I’m running channelflow on a cluster with 28 compute nodes. Each node has two 12-core Xeon E5-2680 CPUS.
I envision two scales of channelflow computations:
- small, running on one node with 24 cores, 128 x 129 x 128 discretization
- large, running on, say, sixteen nodes with 384 cores, 1024 x 129 x 1024 discretization
What are decent starting point for values of -np0
and -np1
for these two simulations?
Hello John,
there is only one hard requirement for the MPI distribution which is mod(Nx,np0)=0
. The reason is the way the FFTW transform plans are set up. If you do not respect this, you will see a runtime error. In your case, any power of 2 will work for np0
.
I typically use a distribution which is close to equally distributed because makes the data chunks most likely to be the same on each process (“pencil distribution”). In your case, this would be (np0,np1)=(4,6)
for small, and (np0,np1)=(16,24)
for large. However, it might be worth to test if a “slab distribution” is faster in your case. This means that only one dimension is distributed, let’s say (np0,np1)=(1,384)

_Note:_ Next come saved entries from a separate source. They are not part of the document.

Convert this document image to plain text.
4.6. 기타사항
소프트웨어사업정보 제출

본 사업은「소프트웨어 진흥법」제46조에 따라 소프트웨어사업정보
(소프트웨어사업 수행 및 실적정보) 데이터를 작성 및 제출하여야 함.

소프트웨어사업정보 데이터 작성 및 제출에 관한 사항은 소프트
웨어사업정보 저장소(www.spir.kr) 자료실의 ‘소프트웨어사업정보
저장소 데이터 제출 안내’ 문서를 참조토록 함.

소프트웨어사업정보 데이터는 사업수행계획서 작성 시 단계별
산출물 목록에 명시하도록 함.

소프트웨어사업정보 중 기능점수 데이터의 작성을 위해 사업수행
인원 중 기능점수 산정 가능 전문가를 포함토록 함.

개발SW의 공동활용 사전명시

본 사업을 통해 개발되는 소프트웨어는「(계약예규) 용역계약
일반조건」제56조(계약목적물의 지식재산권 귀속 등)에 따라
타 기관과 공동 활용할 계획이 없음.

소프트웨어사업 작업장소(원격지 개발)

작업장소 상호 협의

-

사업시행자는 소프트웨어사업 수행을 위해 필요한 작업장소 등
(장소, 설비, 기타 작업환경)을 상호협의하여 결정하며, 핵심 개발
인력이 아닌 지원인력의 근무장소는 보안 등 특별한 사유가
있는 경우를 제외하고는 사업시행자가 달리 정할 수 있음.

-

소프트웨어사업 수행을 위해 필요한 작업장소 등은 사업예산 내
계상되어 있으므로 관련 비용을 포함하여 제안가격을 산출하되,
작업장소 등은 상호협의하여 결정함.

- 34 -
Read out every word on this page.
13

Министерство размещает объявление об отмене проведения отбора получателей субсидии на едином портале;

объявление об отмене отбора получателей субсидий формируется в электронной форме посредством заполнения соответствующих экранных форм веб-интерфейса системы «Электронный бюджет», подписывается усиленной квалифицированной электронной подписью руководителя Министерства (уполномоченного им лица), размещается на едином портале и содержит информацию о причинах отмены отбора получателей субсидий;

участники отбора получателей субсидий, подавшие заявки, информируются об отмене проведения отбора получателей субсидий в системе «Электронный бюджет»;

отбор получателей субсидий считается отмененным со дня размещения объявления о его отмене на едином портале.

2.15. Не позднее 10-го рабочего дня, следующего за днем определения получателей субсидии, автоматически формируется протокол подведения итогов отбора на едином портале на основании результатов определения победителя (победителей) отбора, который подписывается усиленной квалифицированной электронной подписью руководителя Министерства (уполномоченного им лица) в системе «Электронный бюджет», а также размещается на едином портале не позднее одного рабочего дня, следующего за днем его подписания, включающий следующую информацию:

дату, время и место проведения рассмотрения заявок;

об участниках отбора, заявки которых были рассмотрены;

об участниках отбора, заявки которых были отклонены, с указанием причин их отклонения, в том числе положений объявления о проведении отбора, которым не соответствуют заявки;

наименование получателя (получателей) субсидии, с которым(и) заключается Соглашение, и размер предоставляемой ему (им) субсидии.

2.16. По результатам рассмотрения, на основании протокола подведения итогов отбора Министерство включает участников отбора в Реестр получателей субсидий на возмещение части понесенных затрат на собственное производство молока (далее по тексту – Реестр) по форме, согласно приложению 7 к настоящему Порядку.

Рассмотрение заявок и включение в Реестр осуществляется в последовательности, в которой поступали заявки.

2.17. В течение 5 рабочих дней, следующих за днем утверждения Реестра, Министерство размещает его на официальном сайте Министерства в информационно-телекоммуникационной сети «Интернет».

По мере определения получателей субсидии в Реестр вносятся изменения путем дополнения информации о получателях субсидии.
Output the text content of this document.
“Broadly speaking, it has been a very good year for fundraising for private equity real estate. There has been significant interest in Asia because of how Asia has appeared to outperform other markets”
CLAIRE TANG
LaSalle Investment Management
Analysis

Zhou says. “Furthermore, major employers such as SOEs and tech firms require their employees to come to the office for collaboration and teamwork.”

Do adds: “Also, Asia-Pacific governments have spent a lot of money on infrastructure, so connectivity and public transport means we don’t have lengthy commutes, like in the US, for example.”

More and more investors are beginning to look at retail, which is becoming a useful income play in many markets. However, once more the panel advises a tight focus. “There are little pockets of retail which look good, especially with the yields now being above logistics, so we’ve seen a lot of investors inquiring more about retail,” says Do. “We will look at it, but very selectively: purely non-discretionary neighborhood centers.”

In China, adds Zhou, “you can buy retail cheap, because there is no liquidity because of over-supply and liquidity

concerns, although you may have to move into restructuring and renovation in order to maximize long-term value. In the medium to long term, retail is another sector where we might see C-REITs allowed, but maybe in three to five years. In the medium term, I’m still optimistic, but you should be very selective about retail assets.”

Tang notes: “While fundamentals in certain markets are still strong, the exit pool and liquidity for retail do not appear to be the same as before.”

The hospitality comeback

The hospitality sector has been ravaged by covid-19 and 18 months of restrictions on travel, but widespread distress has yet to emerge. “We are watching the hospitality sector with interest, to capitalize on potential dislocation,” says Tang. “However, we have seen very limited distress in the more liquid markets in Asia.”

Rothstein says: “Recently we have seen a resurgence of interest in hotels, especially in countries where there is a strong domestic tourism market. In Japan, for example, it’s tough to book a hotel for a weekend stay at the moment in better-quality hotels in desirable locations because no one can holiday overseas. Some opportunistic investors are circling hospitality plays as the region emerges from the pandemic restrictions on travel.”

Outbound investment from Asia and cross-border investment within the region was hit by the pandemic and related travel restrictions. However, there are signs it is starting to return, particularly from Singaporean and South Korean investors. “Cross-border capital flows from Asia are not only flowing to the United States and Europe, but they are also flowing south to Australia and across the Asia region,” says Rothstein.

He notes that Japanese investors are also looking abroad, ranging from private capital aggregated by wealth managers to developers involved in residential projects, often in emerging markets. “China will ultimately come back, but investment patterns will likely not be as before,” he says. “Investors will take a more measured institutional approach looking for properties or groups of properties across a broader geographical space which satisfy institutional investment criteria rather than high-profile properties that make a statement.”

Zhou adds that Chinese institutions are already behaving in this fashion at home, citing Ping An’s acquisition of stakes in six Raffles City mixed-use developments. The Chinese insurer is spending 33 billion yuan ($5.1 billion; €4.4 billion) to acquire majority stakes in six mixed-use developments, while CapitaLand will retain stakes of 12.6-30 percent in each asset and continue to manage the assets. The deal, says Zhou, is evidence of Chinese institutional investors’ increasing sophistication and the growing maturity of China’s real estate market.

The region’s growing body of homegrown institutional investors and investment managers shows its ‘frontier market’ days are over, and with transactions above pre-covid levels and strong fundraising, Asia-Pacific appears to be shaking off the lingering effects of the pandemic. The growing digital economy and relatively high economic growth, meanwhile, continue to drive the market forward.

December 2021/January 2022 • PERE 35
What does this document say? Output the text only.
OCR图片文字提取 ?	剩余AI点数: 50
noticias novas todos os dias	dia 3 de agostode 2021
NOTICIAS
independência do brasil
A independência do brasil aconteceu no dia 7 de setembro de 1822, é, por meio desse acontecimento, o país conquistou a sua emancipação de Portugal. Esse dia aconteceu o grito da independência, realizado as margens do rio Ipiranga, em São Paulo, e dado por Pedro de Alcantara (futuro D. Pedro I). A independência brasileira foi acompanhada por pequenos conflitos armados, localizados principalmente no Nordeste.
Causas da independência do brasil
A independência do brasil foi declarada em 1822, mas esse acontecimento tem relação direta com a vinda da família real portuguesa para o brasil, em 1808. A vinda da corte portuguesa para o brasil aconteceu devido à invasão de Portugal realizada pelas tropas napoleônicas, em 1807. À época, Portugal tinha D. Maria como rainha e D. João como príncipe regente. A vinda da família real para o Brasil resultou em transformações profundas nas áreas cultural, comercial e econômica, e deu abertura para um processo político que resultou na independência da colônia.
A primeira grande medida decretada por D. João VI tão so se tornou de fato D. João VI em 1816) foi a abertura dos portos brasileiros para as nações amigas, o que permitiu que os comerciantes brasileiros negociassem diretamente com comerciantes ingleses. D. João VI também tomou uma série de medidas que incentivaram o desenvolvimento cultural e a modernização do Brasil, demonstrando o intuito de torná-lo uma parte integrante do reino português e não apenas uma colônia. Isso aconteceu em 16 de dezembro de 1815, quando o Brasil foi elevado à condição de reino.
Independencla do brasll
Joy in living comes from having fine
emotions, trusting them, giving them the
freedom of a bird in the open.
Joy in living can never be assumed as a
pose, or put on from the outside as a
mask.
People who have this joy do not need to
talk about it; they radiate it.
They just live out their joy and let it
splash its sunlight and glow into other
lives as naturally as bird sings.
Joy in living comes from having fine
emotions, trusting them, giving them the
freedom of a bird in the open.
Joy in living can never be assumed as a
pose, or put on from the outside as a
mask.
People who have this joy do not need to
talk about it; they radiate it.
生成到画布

for large. The advantage is that you save cost for communication. The disadvantage is that it is more likely to distribute the data unequally over the tasks. np1 divides the x-dimension in physical space and the z-dimension in spectral. If your numerical domain is very long but narrow, a “slab distribution” is probably a bad idea but your domain has equal sides and it might be more performant.
1 Like
On the computer and system that we use (IBM x3750) we find that (np0,np1)=(1,np) is optimal for our (Lx,Lz)=(10,40) domains, at least up to np=64.
Laurette: I experience the same on my Intel Xeon CPU E5-2680 cluster. (np0, np1) = (1,np) is optimal for all np I’ve tested, up to 64.